Its a classic moment. You're playing a game, thinking its average, or possibly a bit above average. Enjoying it, if not greatly, at least well enough to keep playing - And then you hit that spot...

That moment of clarity in which every single flaw in the game is exposed, and the game is exposed for what it is. For while a game is not defined by its best moments, it is often defined by its worst.

In Overlord 2, that moment is the Spider Queen fight and the subsequent escape from the pit.

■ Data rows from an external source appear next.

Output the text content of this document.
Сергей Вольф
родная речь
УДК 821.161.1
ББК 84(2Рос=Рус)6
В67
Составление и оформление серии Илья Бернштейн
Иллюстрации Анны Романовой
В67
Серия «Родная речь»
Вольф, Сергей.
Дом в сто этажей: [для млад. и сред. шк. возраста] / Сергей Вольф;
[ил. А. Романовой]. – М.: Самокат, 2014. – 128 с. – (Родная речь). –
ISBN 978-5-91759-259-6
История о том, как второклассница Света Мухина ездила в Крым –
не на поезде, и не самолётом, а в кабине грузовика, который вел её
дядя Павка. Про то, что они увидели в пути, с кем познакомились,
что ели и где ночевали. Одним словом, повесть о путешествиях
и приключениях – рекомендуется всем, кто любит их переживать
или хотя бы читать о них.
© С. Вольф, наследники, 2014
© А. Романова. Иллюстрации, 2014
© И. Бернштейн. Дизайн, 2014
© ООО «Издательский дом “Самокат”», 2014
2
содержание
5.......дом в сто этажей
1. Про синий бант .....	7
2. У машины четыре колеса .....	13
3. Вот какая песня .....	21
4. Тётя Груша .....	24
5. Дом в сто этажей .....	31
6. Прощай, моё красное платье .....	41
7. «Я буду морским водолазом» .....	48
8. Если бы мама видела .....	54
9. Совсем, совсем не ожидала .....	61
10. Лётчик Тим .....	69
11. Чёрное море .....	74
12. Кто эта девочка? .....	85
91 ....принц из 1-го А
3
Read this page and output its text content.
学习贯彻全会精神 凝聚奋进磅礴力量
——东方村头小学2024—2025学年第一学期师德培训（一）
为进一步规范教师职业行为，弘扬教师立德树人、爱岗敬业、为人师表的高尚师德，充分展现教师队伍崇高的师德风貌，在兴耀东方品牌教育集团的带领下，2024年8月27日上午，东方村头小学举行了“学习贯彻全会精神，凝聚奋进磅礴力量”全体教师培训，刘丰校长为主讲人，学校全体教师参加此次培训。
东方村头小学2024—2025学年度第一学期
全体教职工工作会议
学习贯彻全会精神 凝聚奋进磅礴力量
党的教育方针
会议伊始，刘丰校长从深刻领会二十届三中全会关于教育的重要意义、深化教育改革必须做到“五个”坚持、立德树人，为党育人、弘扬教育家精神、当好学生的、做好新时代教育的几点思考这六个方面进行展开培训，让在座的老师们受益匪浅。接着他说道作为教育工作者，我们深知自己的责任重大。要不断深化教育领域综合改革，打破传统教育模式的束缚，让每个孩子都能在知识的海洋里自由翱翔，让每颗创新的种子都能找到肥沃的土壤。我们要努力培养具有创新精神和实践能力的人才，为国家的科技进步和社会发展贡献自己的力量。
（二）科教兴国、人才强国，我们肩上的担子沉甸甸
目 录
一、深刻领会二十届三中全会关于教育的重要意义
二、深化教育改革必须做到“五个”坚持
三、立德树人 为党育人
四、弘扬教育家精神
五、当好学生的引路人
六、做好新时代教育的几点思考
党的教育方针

The Spider Queen fight is not terribly challenging, except for the fact that the "puzzle" of how to kill is perhaps the least well designed thing I've ever seen. Everything conspires against you actually giving a crap to finally blunder onto the "solution"... The camera insists on barely letting you know where she is, much less how she's reacting to what you're doing. The targeting is flakey, frustrating, and just plain bad, and getting it to do what you want is a matter of trial and error in finding the places that you can stand where both the camera and the lock ons agree you should. Finally, the minion controls, because they made the colossally stupid decision to once again tie the camera sweep and the minion sweep to the exact same movement, and then decided it would be cute to throw in a degree of latency to their reactions to your controls, leads to a fight that is so tedious and so twitchy that one must assume they knew it was this bad, and though "this is the challenge." Combine this with the fact that the fight requires a repetition of all these actions several times, and the simple truth is this: These people are the worst game designers on earth, bar none. I mean, even Custers Revenge didn't get so many things wrong.

The follow up escape exposes even more flaws in the camera, the movement system for minions, and the basic setup of the game...

Now, many people are giving this game a 3-4 score, and if I were to ignore this particular sequence, I might agree. Overall, the game is "not bad" and there are some "good" moments to it. But I firmly believe there are moments in a game, no matter how excellent, that destroy it, and this is one. Because of it, were I to finish the game, I'd give it a 2 or perhaps even a 1. Because no amount of "pretty good" is worth slogging through "plain awful."